We could reconstruct other mazes from the original by switching the orders of layers without changing the pathways if it is possible(i.e. The relationship between the partitions remain the same), since the innermost layer has smallest number of partitions. However we alter the maze, we just need to alter the columns and rows of the changed layer in the Accessibility matrix. If we have done the multiplication, we only need to alter the columns and rows of the changed layer in the Accessibility matrix.(In other form, to do a linear transformation of the matrix.)
A boarder set of Maze questions is not just about whether there exists a pathway from one particular partition in one layer to another particular partition in another layer. It is given a random partition in a random layer in the maze, can we get to another random partition in another random layer within n-th step?
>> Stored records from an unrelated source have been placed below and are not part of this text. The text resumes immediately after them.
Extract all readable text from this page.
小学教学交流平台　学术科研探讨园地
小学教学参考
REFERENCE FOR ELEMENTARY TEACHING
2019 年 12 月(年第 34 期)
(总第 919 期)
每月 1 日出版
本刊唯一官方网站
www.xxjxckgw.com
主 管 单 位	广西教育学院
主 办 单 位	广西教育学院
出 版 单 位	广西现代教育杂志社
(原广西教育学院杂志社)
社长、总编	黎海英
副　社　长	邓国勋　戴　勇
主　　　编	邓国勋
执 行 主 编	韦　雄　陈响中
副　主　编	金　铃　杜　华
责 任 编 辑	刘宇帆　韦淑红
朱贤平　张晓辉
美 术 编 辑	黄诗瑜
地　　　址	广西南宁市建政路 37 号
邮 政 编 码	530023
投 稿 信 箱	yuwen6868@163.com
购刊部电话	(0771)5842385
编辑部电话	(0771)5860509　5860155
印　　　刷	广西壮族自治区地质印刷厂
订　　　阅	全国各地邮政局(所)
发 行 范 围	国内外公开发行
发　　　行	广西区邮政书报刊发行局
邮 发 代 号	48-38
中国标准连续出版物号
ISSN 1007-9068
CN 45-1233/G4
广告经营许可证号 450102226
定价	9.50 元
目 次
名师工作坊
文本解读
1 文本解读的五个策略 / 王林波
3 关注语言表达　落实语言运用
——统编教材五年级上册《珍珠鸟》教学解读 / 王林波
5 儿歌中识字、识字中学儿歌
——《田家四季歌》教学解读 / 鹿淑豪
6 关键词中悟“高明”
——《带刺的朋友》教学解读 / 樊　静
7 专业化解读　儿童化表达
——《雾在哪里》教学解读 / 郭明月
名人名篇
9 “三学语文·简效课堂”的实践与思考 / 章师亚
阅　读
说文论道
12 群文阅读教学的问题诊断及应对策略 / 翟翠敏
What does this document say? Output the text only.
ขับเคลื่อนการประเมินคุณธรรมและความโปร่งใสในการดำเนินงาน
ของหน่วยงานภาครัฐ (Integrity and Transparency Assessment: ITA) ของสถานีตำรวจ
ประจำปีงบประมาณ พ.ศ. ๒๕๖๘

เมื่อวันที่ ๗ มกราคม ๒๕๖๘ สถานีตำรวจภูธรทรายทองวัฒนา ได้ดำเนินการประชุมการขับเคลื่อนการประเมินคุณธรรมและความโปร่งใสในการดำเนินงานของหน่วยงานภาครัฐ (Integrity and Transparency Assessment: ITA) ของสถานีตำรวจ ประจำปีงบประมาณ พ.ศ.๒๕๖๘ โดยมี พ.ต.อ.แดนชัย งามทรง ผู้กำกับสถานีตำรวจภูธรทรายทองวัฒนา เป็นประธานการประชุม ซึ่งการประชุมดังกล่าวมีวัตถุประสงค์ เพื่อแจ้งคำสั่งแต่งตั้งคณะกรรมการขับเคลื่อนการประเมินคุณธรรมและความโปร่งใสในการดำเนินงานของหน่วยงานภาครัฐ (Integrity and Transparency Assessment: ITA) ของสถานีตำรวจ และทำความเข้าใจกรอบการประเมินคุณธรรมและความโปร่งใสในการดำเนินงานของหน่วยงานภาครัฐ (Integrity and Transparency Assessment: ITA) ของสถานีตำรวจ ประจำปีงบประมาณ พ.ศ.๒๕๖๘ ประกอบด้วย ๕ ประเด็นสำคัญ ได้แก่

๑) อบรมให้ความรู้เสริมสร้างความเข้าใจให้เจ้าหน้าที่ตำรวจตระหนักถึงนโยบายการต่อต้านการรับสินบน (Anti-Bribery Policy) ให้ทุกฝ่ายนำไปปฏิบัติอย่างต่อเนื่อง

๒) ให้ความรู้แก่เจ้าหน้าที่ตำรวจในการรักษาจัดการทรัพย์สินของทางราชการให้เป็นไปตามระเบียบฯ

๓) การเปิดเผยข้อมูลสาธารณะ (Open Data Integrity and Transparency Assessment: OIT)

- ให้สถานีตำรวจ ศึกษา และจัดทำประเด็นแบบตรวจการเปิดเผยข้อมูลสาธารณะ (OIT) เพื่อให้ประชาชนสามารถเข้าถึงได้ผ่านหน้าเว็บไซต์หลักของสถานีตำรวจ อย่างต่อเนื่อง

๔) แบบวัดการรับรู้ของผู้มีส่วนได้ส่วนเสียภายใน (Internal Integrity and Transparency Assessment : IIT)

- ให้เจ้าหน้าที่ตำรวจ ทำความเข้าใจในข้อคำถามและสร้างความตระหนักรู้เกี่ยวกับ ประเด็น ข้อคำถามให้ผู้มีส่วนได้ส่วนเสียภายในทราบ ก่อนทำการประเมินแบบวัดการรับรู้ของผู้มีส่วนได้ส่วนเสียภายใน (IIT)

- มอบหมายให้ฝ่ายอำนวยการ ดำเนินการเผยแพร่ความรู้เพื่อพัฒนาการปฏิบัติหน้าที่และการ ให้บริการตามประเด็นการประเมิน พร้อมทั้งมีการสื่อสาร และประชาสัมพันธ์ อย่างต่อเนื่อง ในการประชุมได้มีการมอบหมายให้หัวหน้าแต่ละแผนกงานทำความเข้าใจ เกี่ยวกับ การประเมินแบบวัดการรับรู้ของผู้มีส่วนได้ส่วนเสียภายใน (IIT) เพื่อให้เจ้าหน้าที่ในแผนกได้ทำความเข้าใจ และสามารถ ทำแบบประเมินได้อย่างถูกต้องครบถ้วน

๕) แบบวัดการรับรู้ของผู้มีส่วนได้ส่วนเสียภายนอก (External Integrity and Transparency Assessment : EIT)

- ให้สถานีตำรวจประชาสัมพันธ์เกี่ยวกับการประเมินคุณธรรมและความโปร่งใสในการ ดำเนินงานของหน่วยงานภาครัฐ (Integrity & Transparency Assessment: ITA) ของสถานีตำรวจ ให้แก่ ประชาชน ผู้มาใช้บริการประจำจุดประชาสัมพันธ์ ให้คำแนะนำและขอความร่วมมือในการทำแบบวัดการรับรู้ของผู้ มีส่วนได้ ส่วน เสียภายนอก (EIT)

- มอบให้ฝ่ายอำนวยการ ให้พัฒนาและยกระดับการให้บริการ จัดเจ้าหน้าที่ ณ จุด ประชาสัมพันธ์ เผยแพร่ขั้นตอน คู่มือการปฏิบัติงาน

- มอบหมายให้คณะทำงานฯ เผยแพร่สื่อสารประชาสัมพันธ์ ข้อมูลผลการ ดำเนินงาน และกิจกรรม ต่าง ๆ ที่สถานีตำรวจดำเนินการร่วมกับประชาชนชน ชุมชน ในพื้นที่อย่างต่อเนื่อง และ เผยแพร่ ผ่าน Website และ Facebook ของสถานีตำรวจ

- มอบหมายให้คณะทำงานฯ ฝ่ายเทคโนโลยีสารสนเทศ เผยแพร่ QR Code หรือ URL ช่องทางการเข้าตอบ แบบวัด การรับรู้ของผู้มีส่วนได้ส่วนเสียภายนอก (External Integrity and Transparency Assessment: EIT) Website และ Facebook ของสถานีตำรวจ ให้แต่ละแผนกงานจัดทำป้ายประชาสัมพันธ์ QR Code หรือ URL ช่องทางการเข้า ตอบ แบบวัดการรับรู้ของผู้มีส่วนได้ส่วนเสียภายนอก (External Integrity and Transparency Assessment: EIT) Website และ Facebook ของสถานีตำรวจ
By using this tool, we can generate maze and test the various parameters of its accessibility, and we can also evolve new maze with the parameter we demanded using evolutionary computing(without the necessity of designing the maze ourselves.) Thus we can play a Pac-Man Game without any repetition of the maze. How boring it is to play with the same maze for over 300 rounds as in old days of Apple?